Ekurhuleni strengthens its ties with China

The City of Harbin will be revisiting all the focus areas of the agreement and urgently revert back with ways to actualise them

The cities of Ekurhuleni and Harbin in China have agreed to work together in uplifting their socio-economic profiles.

The two cities, who already have a memorandum of understanding (MoU), met at the Germiston headquarters of the City of Ekurhuleni where they agreed that the time for action on their long-standing agreement was now.

This part of the plan will be realised on the back of a working programme, which is in the process of being developed.

Both have agreed to cooperate in the following fields: education, tourism, investment, urban management, city planning and culture.
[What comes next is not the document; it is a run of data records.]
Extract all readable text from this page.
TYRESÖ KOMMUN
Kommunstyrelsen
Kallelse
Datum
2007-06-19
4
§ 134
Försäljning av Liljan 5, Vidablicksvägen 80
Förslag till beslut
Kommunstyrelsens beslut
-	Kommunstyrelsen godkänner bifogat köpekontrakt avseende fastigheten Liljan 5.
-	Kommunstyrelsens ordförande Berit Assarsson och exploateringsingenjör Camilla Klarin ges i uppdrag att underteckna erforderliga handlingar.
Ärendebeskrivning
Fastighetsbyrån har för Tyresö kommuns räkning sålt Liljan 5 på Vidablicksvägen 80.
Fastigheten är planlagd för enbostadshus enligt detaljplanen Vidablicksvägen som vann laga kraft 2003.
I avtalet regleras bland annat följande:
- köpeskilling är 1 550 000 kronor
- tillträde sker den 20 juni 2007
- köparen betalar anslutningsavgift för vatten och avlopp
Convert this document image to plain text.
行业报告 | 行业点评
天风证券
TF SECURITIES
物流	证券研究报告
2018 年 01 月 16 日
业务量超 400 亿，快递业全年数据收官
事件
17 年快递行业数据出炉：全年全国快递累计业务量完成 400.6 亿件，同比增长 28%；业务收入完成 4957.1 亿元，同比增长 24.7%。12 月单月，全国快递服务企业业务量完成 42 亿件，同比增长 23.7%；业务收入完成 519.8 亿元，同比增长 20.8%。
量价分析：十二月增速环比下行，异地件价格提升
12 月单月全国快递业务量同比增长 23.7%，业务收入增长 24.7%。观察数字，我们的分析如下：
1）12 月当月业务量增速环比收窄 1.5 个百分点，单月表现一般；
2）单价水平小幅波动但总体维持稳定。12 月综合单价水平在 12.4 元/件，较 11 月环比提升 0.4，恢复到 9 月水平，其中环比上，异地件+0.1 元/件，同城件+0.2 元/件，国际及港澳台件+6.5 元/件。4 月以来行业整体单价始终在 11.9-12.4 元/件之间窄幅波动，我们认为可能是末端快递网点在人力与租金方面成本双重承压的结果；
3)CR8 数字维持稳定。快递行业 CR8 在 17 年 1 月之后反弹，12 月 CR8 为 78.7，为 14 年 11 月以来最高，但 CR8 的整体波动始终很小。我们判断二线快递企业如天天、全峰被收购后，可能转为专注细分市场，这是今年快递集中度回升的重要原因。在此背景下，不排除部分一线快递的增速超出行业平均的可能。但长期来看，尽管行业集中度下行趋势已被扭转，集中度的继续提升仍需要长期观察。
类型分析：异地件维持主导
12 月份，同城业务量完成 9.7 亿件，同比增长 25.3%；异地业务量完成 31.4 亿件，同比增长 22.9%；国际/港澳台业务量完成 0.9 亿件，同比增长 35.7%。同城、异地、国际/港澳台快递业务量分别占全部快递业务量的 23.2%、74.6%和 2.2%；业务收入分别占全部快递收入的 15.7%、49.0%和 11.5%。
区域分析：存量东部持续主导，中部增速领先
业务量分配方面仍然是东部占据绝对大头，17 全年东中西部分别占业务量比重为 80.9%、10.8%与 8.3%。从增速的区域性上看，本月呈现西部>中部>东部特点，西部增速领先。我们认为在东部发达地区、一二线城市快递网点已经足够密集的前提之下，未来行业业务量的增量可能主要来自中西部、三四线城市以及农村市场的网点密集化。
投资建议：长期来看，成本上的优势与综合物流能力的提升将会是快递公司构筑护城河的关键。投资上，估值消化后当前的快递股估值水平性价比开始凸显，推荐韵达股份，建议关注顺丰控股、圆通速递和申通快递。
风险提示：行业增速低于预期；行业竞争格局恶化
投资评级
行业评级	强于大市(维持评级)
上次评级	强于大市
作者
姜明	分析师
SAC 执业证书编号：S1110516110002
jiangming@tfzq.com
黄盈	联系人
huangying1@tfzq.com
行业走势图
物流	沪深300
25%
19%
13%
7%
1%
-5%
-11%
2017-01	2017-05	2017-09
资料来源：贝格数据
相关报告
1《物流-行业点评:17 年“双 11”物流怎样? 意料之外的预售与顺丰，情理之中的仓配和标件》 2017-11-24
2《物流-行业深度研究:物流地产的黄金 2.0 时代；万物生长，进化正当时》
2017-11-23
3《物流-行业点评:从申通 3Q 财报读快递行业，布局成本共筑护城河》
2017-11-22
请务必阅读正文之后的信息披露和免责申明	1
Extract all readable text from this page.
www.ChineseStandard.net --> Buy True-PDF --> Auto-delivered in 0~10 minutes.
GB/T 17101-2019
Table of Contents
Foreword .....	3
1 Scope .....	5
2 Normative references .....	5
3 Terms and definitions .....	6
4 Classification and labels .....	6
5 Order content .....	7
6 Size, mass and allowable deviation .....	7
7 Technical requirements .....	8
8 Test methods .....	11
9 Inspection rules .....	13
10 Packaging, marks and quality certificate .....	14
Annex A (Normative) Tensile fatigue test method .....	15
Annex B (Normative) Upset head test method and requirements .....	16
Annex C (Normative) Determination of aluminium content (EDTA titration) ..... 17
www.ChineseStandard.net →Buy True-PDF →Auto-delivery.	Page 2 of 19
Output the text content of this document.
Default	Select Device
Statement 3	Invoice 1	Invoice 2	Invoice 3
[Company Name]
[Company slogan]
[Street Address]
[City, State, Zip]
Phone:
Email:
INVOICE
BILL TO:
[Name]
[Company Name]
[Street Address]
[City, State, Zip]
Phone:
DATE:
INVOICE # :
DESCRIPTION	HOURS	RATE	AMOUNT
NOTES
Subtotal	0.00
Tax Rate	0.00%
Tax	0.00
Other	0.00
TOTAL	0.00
“Our city is on the verge of rolling out a spatial framework that will make us compatible and liveable with easy access to work opportunities. This MoU could not have come at a better time,” said MMC for Sport, Heritage, Recreation, Arts and Culture, Clr Dora Mlambo.

“We are looking forward to working with Harbin in the education space so we can develop an exchange programme that will allow both cities to benchmark against each other and share best practice.

“We’re also keen to learn how to use tourism and culture for effective social cohesion and to create wealth.”

Leader of the Harbin delegation Jiang Gouwen lamented the time already wasted to realise the 2004 MoU, but committed to changing the status quo.

He gave an undertaking that the City of Harbin will be revisiting all the focus areas of the agreement and urgently revert back with ways to actualise them, adding that Ekurhuleni was his city’s leading sister city in Africa and that China’s Consular General fully supports the relationship.

Gouwen extended an invitation to Ekurhuleni for the Ice Festival in 2019, a platform which will be used to celebrate Harbin’s first international twinning. The event will also be used to discuss ways of making Harbin’s sisterhoods work better.

“This friendship (Ekurhuleni/Harbin) needs a stronger bond, hence the need for visitations. If relatives do not visit each other, they become strangers,” he concluded.